Hyperelliptic curves, minitwistors, and spacelike Zoll spaces
Nobuhiro Honda
TL;DR
The paper constructs compact minitwistor spaces from real hyperelliptic curves of genus $g>1$ and uses them to generate a family of Lorentzian Einstein-Weyl structures on 3-manifolds diffeomorphic to $\mathbb{S}^2\times I$, all real analytic and admitting an $\mathbb{S}^1$-action. It shows every EW space in the family is spacelike Zoll (all spacelike geodesics are closed and simple) and that the moduli space of these EW structures has dimension $2g-1$, mirroring the complex-structure moduli of the underlying hyperelliptic curves.
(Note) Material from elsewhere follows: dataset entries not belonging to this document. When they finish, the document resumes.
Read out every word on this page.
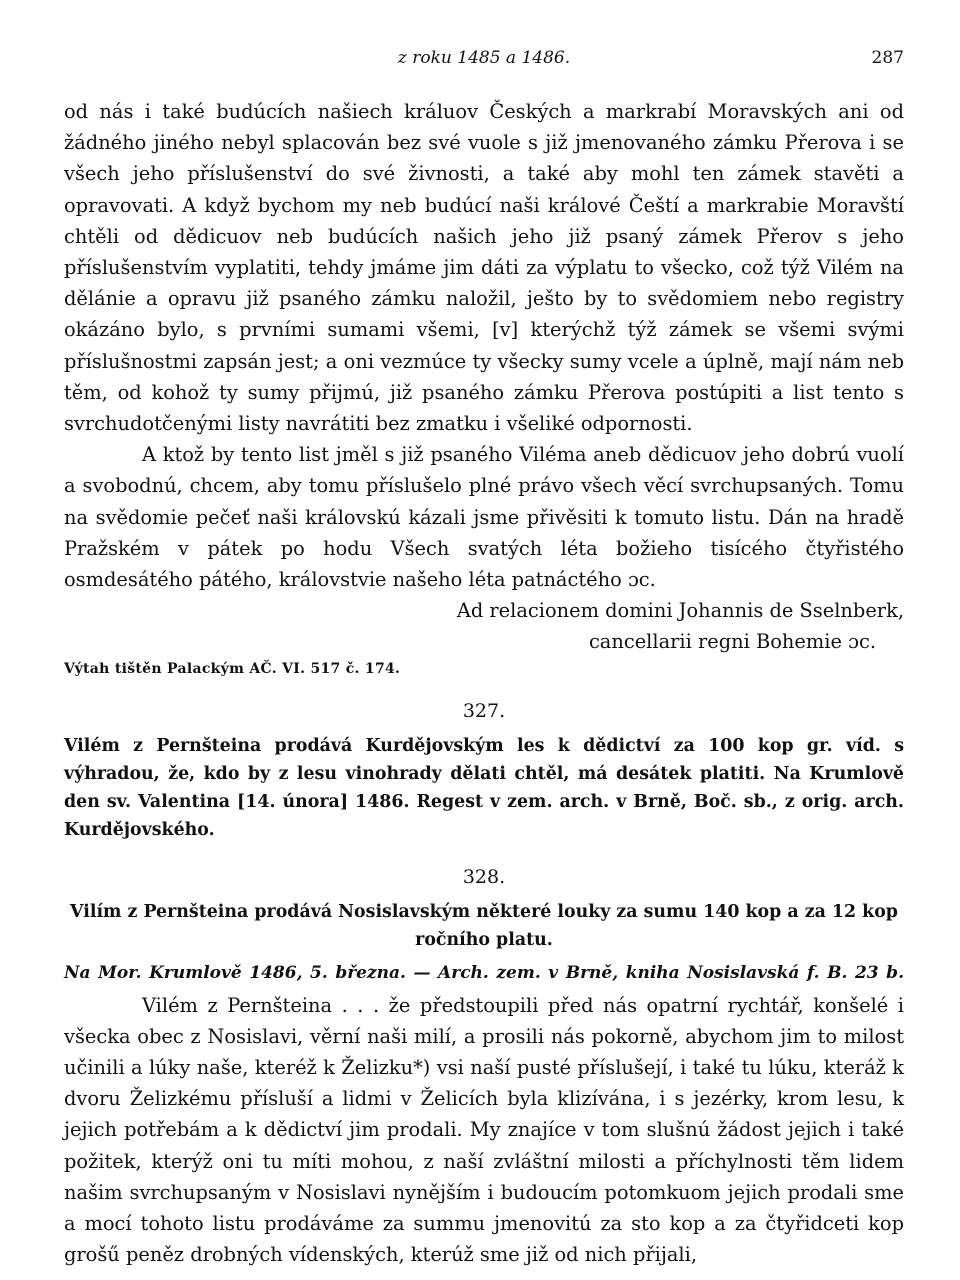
z roku 1485 a 1486.	287

od nás i také budúcích našiech králuov Českých a markrabí Moravských ani od žádného jiného nebyl splacován bez své vuole s již jmenovaného zámku Přerova i se všech jeho příslušenství do své živnosti, a také aby mohl ten zámek stavěti a opravovati. A když bychom my neb budúcí naši králové Čeští a markrabie Moravští chtěli od dědicuov neb budúcích našich jeho již psaný zámek Přerov s jeho příslušenstvím vyplatiti, tehdy jmáme jim dáti za výplatu to všecko, což týž Vilém na dělánie a opravu již psaného zámku naložil, ješto by to svědomiem nebo registry okázáno bylo, s prvními sumami všemi, [v] kterýchž týž zámek se všemi svými příslušnostmi zapsán jest; a oni vezmúce ty všecky sumy vcele a úplně, mají nám neb těm, od kohož ty sumy přijmú, již psaného zámku Přerova postúpiti a list tento s svrchudotčenými listy navrátiti bez zmatku i všeliké odpornosti.

A ktož by tento list jměl s již psaného Viléma aneb dědicuov jeho dobrú vuolí a svobodnú, chcem, aby tomu příslušelo plné právo všech věcí svrchupsaných. Tomu na svědomie pečeť naši královskú kázali jsme přivěsiti k tomuto listu. Dán na hradě Pražském v pátek po hodu Všech svatých léta božieho tisícého čtyřistého osmdesátého pátého, královstvie našeho léta patnáctého ɔc.

Ad relacionem domini Johannis de Sselnberk,

cancellarii regni Bohemie ɔc.

Výtah tištěn Palackým AČ. VI. 517 č. 174.

327.

Vilém z Pernšteina prodává Kurdějovským les k dědictví za 100 kop gr. víd. s výhradou, že, kdo by z lesu vinohrady dělati chtěl, má desátek platiti. Na Krumlově den sv. Valentina [14. února] 1486. Regest v zem. arch. v Brně, Boč. sb., z orig. arch. Kurdějovského.

328.

Vilím z Pernšteina prodává Nosislavským některé louky za sumu 140 kop a za 12 kop ročního platu.

Na Mor. Krumlově 1486, 5. března. — Arch. zem. v Brně, kniha Nosislavská f. B. 23 b.

Vilém z Pernšteina . . . že předstoupili před nás opatrní rychtář, konšelé i všecka obec z Nosislavi, věrní naši milí, a prosili nás pokorně, abychom jim to milost učinili a lúky naše, kteréž k Želizku*) vsi naší pusté příslušejí, i také tu lúku, kteráž k dvoru Želizkému přísluší a lidmi v Želicích byla klizívána, i s jezérky, krom lesu, k jejich potřebám a k dědictví jim prodali. My znajíce v tom slušnú žádost jejich i také požitek, kterýž oni tu míti mohou, z naší zvláštní milosti a příchylnosti těm lidem našim svrchupsaným v Nosislavi nynějším i budoucím potomkuom jejich prodali sme a mocí tohoto listu prodáváme za summu jmenovitú za sto kop a za čtyřidceti kop grošű peněz drobných vídenských, kterúž sme již od nich přijali,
The construction hinges on a detailed real Abel–Jacobi analysis, Seifert surfaces in the Jacobian, and a nuanced completion of the minitwistor spaces by incorporating irregular minitwistor lines; the results tie into Hitchin’s work on ALE instantons and reveal a close relation to the A-type instanton settings. Overall, the work extends EW geometry from genus one to higher genus, providing a rich link between hyperelliptic geometry, minitwistor theory, and Lorentzian Zoll phenomena with explicit moduli and automorphism structures.
Abstract
We construct a compact minitwistor space from a hyperelliptic curve with real structure and show that it yields a lot of new Lorentzian Einstein-Weyl spaces all of which are diffeomorphic to the 3-dimensional deSitter space. These structures are real analytic, admit a circle symmetry and moreover, all their spacelike geodesics are closed and simple. The number of the nodes of minitwistor lines on the minitwistor space is equal to the genus of the hyperelliptic curve and is taken arbitrarily. These Einstein-Weyl structures deform as the hyperelliptic curves deform, and so have $(2g-1)$-dimensional moduli space, where $g$ is the genus of the hyperelliptic curve. A relationship between the minitwistor spaces recently obtained by Hitchin from ALE gravitational instantons is also given for A$_{\rm odd}$-type.